La photo montre une petite partie d’un large ensemble de papiers peints historiés qui forment un décor d’oiseaux et de végétaux sur les murs du cabinet chinois d’un petit château français du XVIIIème siècle.
Ou plutôt, « qui ornait ».
Pour pouvoir être soigné par une importante opération de restauration – et il en avait bien besoin- il a fallu le déposé du mur où il vivait pour aller rejoindre l’atelier d’un restaurateur aimant et attentionné.
Vous pouvez me croire, retirer avec soin du papier collé au mur depuis plus d’un siècle et qui n’a pas du tout envie de s’en aller-merci-beaucoup-pas-la-peine-de-repasser n’est pas une sinécure.
J’en ris encore.
Loin, loin, loin en dedans.
Pour avoir une petite idée de la façon dont les choses se sont faites, vous pouvez aller voir comment le Victorian and Albert museum fait. La méthode est plus ou moins toujours la même, au nombre de personnes et aux échafaudages et engins de levage près. Les litres de sueur perdus à faire une franche imitation du ouistiti en haut d’une échelle aussi.
Le retrait des moulures décoratives qui servaient d’encadrement visuel des panneaux de papiers peints a permis de mettre à jour des éléments jusqu’ici protégés de la lumière depuis que le décor a été posé.

Quelle différence de couleurs ! La partie gauche de l’image montre le papier tel qu’il est maintenant : jauni, terni par une espèce de vernis pulvérulent qui s’accroche à tout ce qu’il touche. Un peu comme quand vous touchez les ailes d’un papillon. La partie droite est une version digitale du papier peint tel qu’il pouvait être lors de sa fabrication en utilisant les éléments découverts comme référence.Selon vous, comment devrait-il être restauré pour être visuellement acceptable ?
Pour ceux qui ont répondu « on enlève le vernis jaunâtre moche et on essaie de se rapprocher du blanc, et on rajoute de la couleur là où elle n’est plus assez présente », c’est raté.

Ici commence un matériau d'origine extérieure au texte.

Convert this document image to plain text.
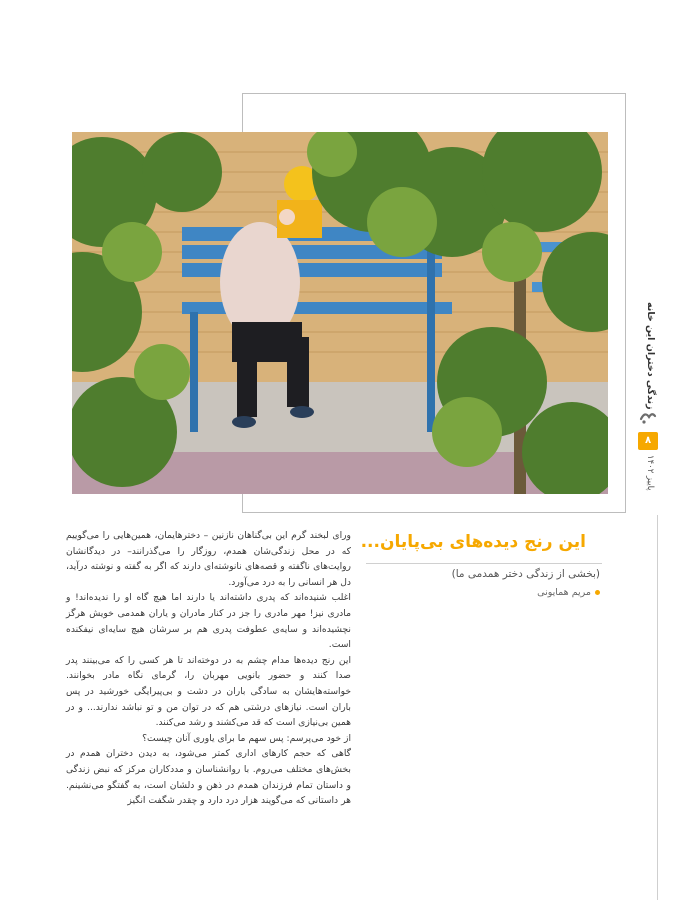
زندگی دختران این خانه
۸
پاییز ۱۴۰۲
این رنج دیده‌های بی‌پایان...
(بخشی از زندگی دختر همدمی ما)
مریم همایونی

ورای لبخند گرم این بی‌گناهان نازنین – دخترهایمان، همین‌هایی را می‌گوییم که در محل زندگی‌شان همدم، روزگار را می‌گذرانند– در دیدگانشان روایت‌های ناگفته و قصه‌های نانوشته‌ای دارند که اگر به گفته و نوشته درآید، دل هر انسانی را به درد می‌آورد.

اغلب شنیده‌اند که پدری داشته‌اند یا دارند اما هیچ گاه او را ندیده‌اند! و مادری نیز! مهر مادری را جز در کنار مادران و یاران همدمی خویش هرگز نچشیده‌اند و سایه‌ی عطوفت پدری هم بر سرشان هیچ سایه‌ای نیفکنده است.

این رنج دیده‌ها مدام چشم به در دوخته‌اند تا هر کسی را که می‌بینند پدر صدا کنند و حضور بانویی مهربان را، گرمای نگاه مادر بخوانند. خواسته‌هایشان به سادگی باران در دشت و بی‌پیرایگی خورشید در پس باران است. نیازهای درشتی هم که در توان من و تو نباشد ندارند... و در همین بی‌نیازی است که قد می‌کشند و رشد می‌کنند.

از خود می‌پرسم: پس سهم ما برای یاوری آنان چیست؟

گاهی که حجم کارهای اداری کمتر می‌شود، به دیدن دختران همدم در بخش‌های مختلف می‌روم. با روانشناسان و مددکاران مرکز که نبض زندگی و داستان تمام فرزندان همدم در ذهن و دلشان است، به گفتگو می‌نشینم. هر داستانی که می‌گویند هزار درد دارد و چقدر شگفت انگیز
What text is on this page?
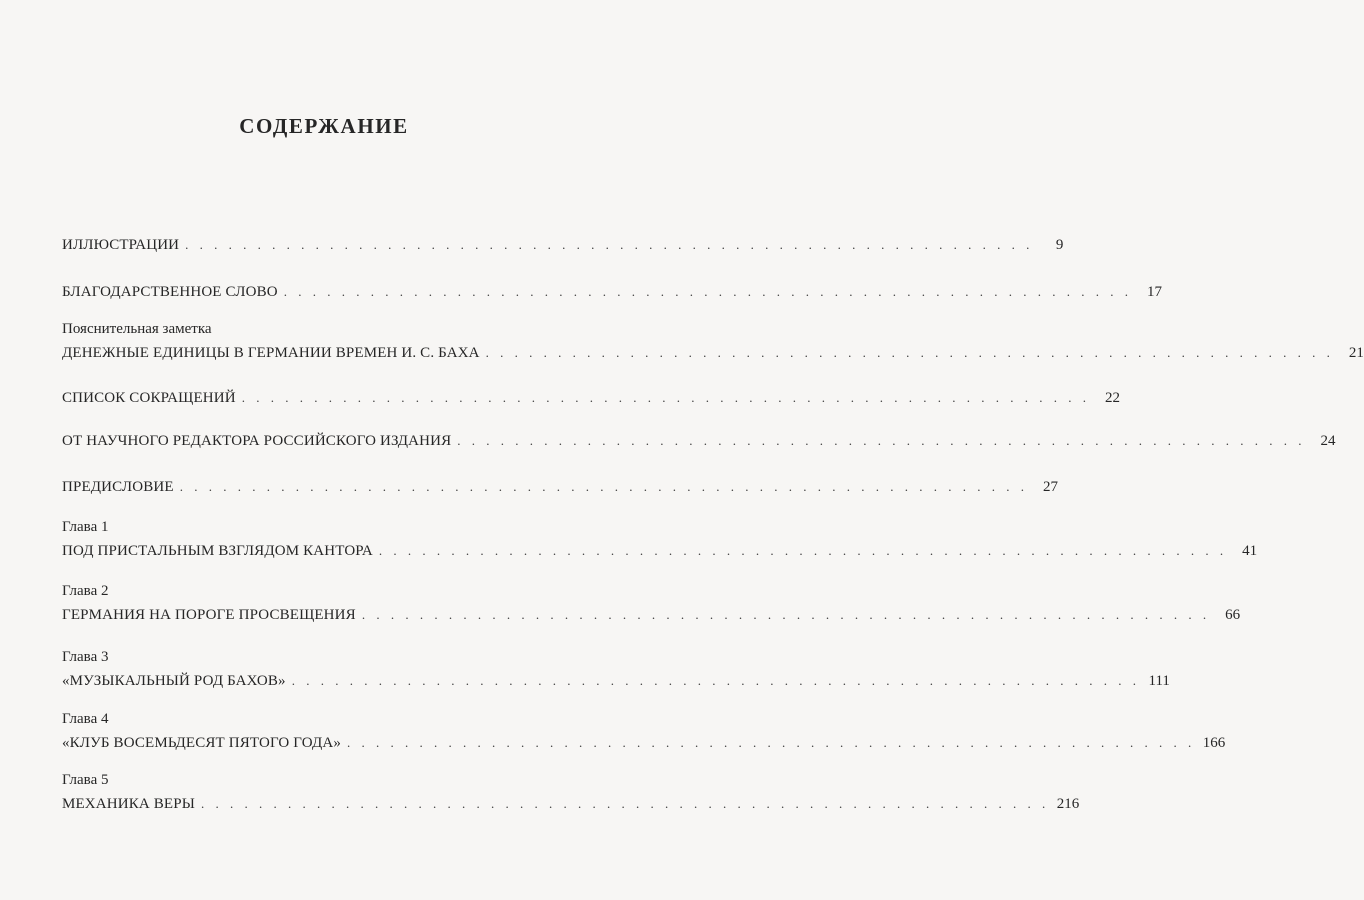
СОДЕРЖАНИЕ
ИЛЛЮСТРАЦИИ . . . . . . . . . . . . . . . . . . . . . . . . . . . . . . . . . . . . . . . . . . . . . . . . . . . . . . . . . . .	9
БЛАГОДАРСТВЕННОЕ СЛОВО . . . . . . . . . . . . . . . . . . . . . . . . . . . . . . . . . . . . . . . . . . . . . . . . . . . . . . . . . . .	17
Пояснительная заметка
ДЕНЕЖНЫЕ ЕДИНИЦЫ В ГЕРМАНИИ ВРЕМЕН И. С. БАХА . . . . . . . . . . . . . . . . . . . . . . . . . . . . . . . . . . . . . . . . . . . . . . . . . . . . . . . . . . .	21
СПИСОК СОКРАЩЕНИЙ . . . . . . . . . . . . . . . . . . . . . . . . . . . . . . . . . . . . . . . . . . . . . . . . . . . . . . . . . . .	22
ОТ НАУЧНОГО РЕДАКТОРА РОССИЙСКОГО ИЗДАНИЯ . . . . . . . . . . . . . . . . . . . . . . . . . . . . . . . . . . . . . . . . . . . . . . . . . . . . . . . . . . .	24
ПРЕДИСЛОВИЕ . . . . . . . . . . . . . . . . . . . . . . . . . . . . . . . . . . . . . . . . . . . . . . . . . . . . . . . . . . .	27
Глава 1
ПОД ПРИСТАЛЬНЫМ ВЗГЛЯДОМ КАНТОРА . . . . . . . . . . . . . . . . . . . . . . . . . . . . . . . . . . . . . . . . . . . . . . . . . . . . . . . . . . .	41
Глава 2
ГЕРМАНИЯ НА ПОРОГЕ ПРОСВЕЩЕНИЯ . . . . . . . . . . . . . . . . . . . . . . . . . . . . . . . . . . . . . . . . . . . . . . . . . . . . . . . . . . .	66
Глава 3
«МУЗЫКАЛЬНЫЙ РОД БАХОВ» . . . . . . . . . . . . . . . . . . . . . . . . . . . . . . . . . . . . . . . . . . . . . . . . . . . . . . . . . . . 111
Глава 4
«КЛУБ ВОСЕМЬДЕСЯТ ПЯТОГО ГОДА» . . . . . . . . . . . . . . . . . . . . . . . . . . . . . . . . . . . . . . . . . . . . . . . . . . . . . . . . . . . 166
Глава 5
МЕХАНИКА ВЕРЫ . . . . . . . . . . . . . . . . . . . . . . . . . . . . . . . . . . . . . . . . . . . . . . . . . . . . . . . . . . . 216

Vous ferez mieux la prochaine fois !
Bon, d’accord, j’ai un peu triché en orientant la question mais c’est que je voudrais souligner un aspect peu connu du grand public en matière de restauration qui occupe pourtant les journées des professionnels lors des préparations d’intervention.
Reprenons l’exemple du papier peint.
Tout d’abord, il y a peu de chances qu’un papier aussi vieux, exposé à la lumière, aux fumées, aux gaz, à l’humidité et à la poussière soit resté blanc sous la couche jaunâtre. Les matériaux qui le constituent ont sans doute déjà lâché prise sur le sujet : apparition de tâches rousses, voire noires, rétractation des fibres ou encore jaunissement général.

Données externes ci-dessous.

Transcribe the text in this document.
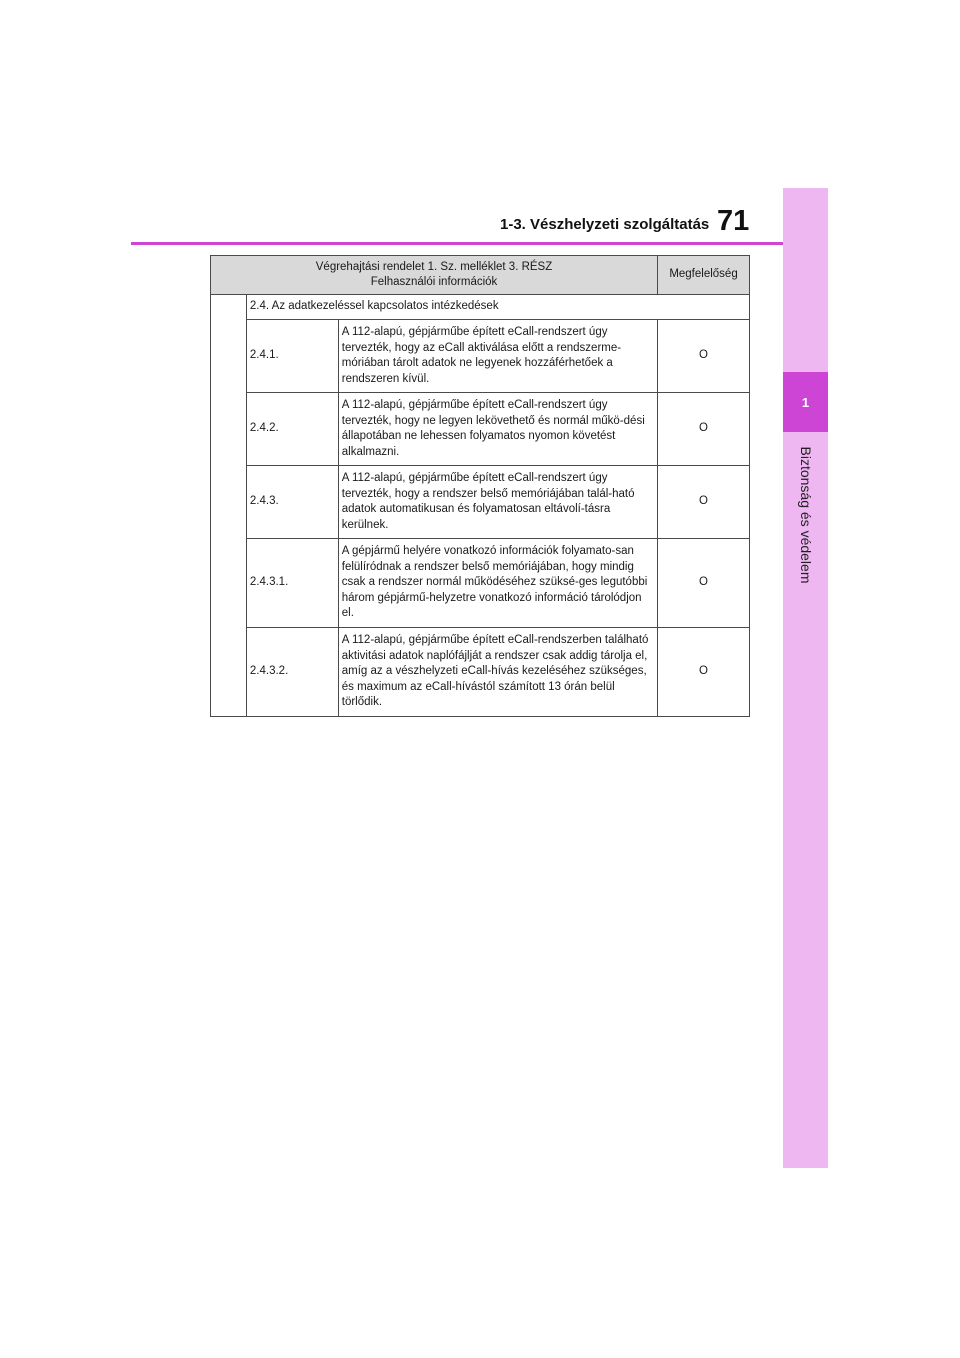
1
Biztonság és védelem
1-3. Vészhelyzeti szolgáltatás 71
Végrehajtási rendelet 1. Sz. melléklet 3. RÉSZ
Felhasználói információk			Megfelelőség
	2.4. Az adatkezeléssel kapcsolatos intézkedések		
	2.4.1.	A 112-alapú, gépjárműbe épített eCall-rendszert úgy tervezték, hogy az eCall aktiválása előtt a rendszerme-móriában tárolt adatok ne legyenek hozzáférhetőek a rendszeren kívül.	O
	2.4.2.	A 112-alapú, gépjárműbe épített eCall-rendszert úgy tervezték, hogy ne legyen lekövethető és normál műkö-dési állapotában ne lehessen folyamatos nyomon követést alkalmazni.	O
	2.4.3.	A 112-alapú, gépjárműbe épített eCall-rendszert úgy tervezték, hogy a rendszer belső memóriájában talál-ható adatok automatikusan és folyamatosan eltávolí-tásra kerülnek.	O
	2.4.3.1.	A gépjármű helyére vonatkozó információk folyamato-san felülíródnak a rendszer belső memóriájában, hogy mindig csak a rendszer normál működéséhez szüksé-ges legutóbbi három gépjármű-helyzetre vonatkozó információ tárolódjon el.	O
	2.4.3.2.	A 112-alapú, gépjárműbe épített eCall-rendszerben található aktivitási adatok naplófájlját a rendszer csak addig tárolja el, amíg az a vészhelyzeti eCall-hívás kezeléséhez szükséges, és maximum az eCall-hívástól számított 13 órán belül törlődik.	O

Ensuite, le vernis jauni n’est pas aussi problématique qu’il semble l’être au premier abord. Les sources historiques sont difficiles à trouver sur le sujet mais il y a 50 % de chances qu’il ait été posé dès la mise en place du décor. Alors, d’accord, il n’a pas bien vieilli mais son rôle est de protéger le papier, pas de faire de l’œil aux touristes.
Le retirer serait aussi retirer une information historique importante de la façon dont les choses étaient faites et vues. Même si le jaunissement s’est accru avec le temps, il était probablement déjà teinté lorsque les occupants du château croquaient des macarons dans leur salon chinois.
Oui, ils croquaient des macarons. Vous l’ignoriez ?
Considérons maintenant le décor dans un contexte chronologique qui prend en compte la vie du château lui-même. Pensez-vous que, les années passants, les habitants et les visiteurs étaient plus habitués à voir un décor chamarré et rutilant sur fond blanc ou un décor dans les tons jaunes, aux ornements relativement discrets ?
Gagné. Sans doute la dernière hypothèse.
Conservé, préservé et restauré quelque chose, que ce soit un décor de papiers peint, un vase ou une momie -j’aime autant ne pas en parler, là, les questionnements deviennent exponentiels- revient bien souvent à mener une enquête façon Agatha Christie.
Avant de prendre une mesure quelle qu’elle soit, il est impératif de faire un état le plus exhaustif possible de l’histoire de l’œuvre en recoupant le plus d’informations possibles qui permettent de comprendre pourquoi et comment nous sommes arrivés à voir cet objet dans l’état dans lequel nous le voyons.
Le plus souvent avec de la poussière.
C’est comme cela que des hypothèses peuvent être faites sur les interventions à mener et que le choix final, le plus souvent irréversible -mais ce n’est pas moi qui vous l’ai dit-pourra être un choix éclairé.
Heureusement, tout cela tient plus d’une enquête en fauteuil devant des livres façon Hercule Poirot à faire marcher ses petites cellules grises que des investigations quotidiennes et leur macabre réalité que mènent les services de police.